§ 1042 Certificate of merit

12 V.S.A. § 1042 (N/A)
Copy with citation
Copy as parenthetical citation

§ 1042. Certificate of merit

(a) No civil action shall be filed to recover damages resulting from personal injury or wrongful death occurring on or after February 1, 2013, in which it is alleged that such injury or death resulted from the negligence of a health care provider, unless the attorney or party filing the action files a certificate of merit simultaneously with the filing of the complaint. In the certificate of merit, the attorney or plaintiff shall certify that he or she has consulted with a health care provider qualified pursuant to the requirements of Rule 702 of the Vermont Rules of Evidence and any other applicable standard, and that, based on the information reasonably available at the time the opinion is rendered, the health care provider has:

(1) described the applicable standard of care;

(2) indicated that based on reasonably available evidence there is a reasonable likelihood that the plaintiff will be able to show that the defendant failed to meet that standard of care; and

(3) indicated that there is a reasonable likelihood that the plaintiff will be able to show that the defendant's failure to meet the standard of care caused the plaintiff's injury.
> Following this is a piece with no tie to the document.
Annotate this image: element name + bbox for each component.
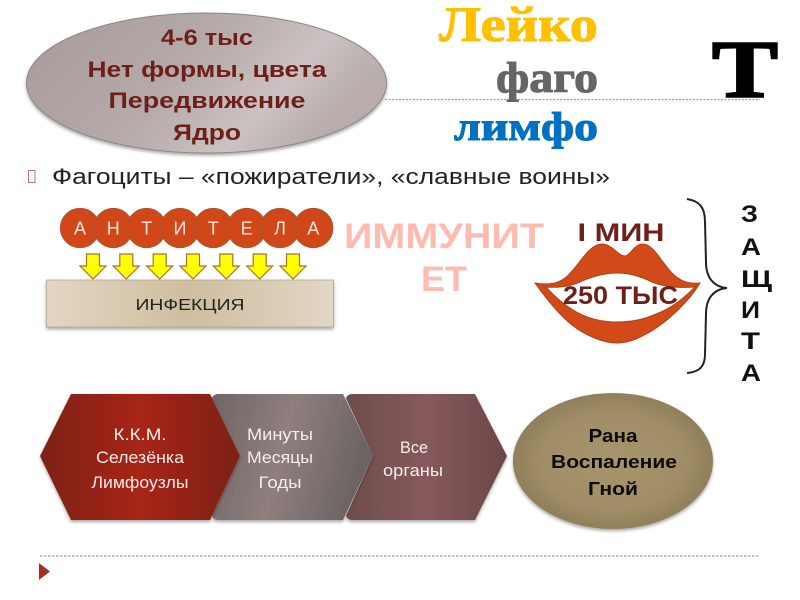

(b) A plaintiff may satisfy this requirement through multiple consultations that collectively meet the requirements of subsection (a) of this section.

(c) A plaintiff must certify to having consulted with a health care provider as set forth in subsection (a) of this section with respect to each defendant identified in the complaint.

(d) Upon petition to the clerk of the court where the civil action will be filed, an automatic 90-day extension of the statute of limitations shall be granted to allow the reasonable inquiry required by this section.

(e) The failure to file the certificate of merit as required by this section shall be grounds for dismissal of the action without prejudice, except in the rare instances in which a court determines that expert testimony is not required to establish a case for medical malpractice.

(f) The requirements set forth in this section shall not apply to claims where the sole allegation against the health care provider is failure to obtain informed consent. (Added 2011, No. 171 (Adj. Sess.), § 24a, eff. Feb. 1, 2013.)